Liebe Leser,
die Experten von Navigant Research veröffentlichten im Sommer 2016 eine Studie, welche die Marktentwicklung von Energiespeicherlösungen im Fokus hatte. So könnte sich das jährliche Marktvolumen bis 2025 weltweit um das Vierzigfache erhöhen. Neben Australien, Japan und Deutschland gilt vor allem die USA als Vorreiter in Sachen Energiespeicherlösungen.
Die von Navigant Research prognostizierte Entwicklung ist logisch. Denn Stromspeichersysteme bringen große Vorteile für Energieunternehmen mit sich, da diese Anlagen die Belastungen für die Versorgungsnetze drosseln und die Abhängigkeit von Spitzenlastkraftwerken reduzieren können.

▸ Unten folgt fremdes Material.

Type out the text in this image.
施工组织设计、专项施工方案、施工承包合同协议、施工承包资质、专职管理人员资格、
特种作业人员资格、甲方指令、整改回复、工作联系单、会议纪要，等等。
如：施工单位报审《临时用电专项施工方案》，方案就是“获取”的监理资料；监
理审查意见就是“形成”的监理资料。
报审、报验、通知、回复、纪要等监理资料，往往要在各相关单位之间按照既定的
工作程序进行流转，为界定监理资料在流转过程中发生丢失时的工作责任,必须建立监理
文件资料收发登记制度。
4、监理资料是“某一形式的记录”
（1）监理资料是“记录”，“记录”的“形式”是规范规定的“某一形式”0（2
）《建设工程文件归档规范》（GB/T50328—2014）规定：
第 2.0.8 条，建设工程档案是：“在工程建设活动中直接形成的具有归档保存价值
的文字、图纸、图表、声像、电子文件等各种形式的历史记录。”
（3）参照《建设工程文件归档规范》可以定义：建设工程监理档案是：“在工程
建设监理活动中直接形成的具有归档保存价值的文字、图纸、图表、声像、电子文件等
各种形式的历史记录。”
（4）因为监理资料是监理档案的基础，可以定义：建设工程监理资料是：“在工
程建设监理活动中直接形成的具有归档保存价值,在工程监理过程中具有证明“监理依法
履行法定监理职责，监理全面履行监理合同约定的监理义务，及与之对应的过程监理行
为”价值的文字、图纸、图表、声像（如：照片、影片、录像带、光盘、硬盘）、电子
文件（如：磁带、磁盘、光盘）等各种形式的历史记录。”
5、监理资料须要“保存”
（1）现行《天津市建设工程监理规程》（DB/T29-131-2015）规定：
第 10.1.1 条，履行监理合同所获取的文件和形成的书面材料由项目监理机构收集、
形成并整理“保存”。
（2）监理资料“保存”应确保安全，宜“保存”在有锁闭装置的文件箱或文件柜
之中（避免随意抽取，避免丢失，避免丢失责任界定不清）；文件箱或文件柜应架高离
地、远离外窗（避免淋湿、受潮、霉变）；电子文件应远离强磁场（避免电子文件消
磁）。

E.ON baut Energiespeicher-Geschäft in den USA aus
Auch der deutsche Energiekonzern E.ON ist sich dieser Entwicklung bewusst und forciert deshalb seit geraumer Zeit den Ausbau des Energiespeicher-Geschäfts. Wie nun aus einer Pressemitteilung des Konzerns hervorgeht, wolle man in Texas zwei Batterien mit einem Speichervolumen von etwa 20 Megawatt (jeweils 9,9 MW) etablieren. Die Großspeicher sollen in Pyron und Indale (westliches Texas) in einem bereits existierenden Windpark des Unternehmens errichtet werden und Ende 2017 ans Netz gehen. Dabei sollen die mit Windenergie aufgeladenen sowie netzgekoppelten Lithium-Ionen-Batterien zur Versorgungssicherheit beitragen und Netzschwankungen minimieren.
Kooperation mit Greensmith Energy
Für das Projekt werden die Deutschen wieder mit dem Partner Greensmith Energy zusammenarbeiten. Das US-amerikanische Unternehmen mit Sitz in Virginia gilt als einer der größten Anbieter für Energiespeichersoftware. E.ON ist seit 2015 an der Partnerfirma beteiligt.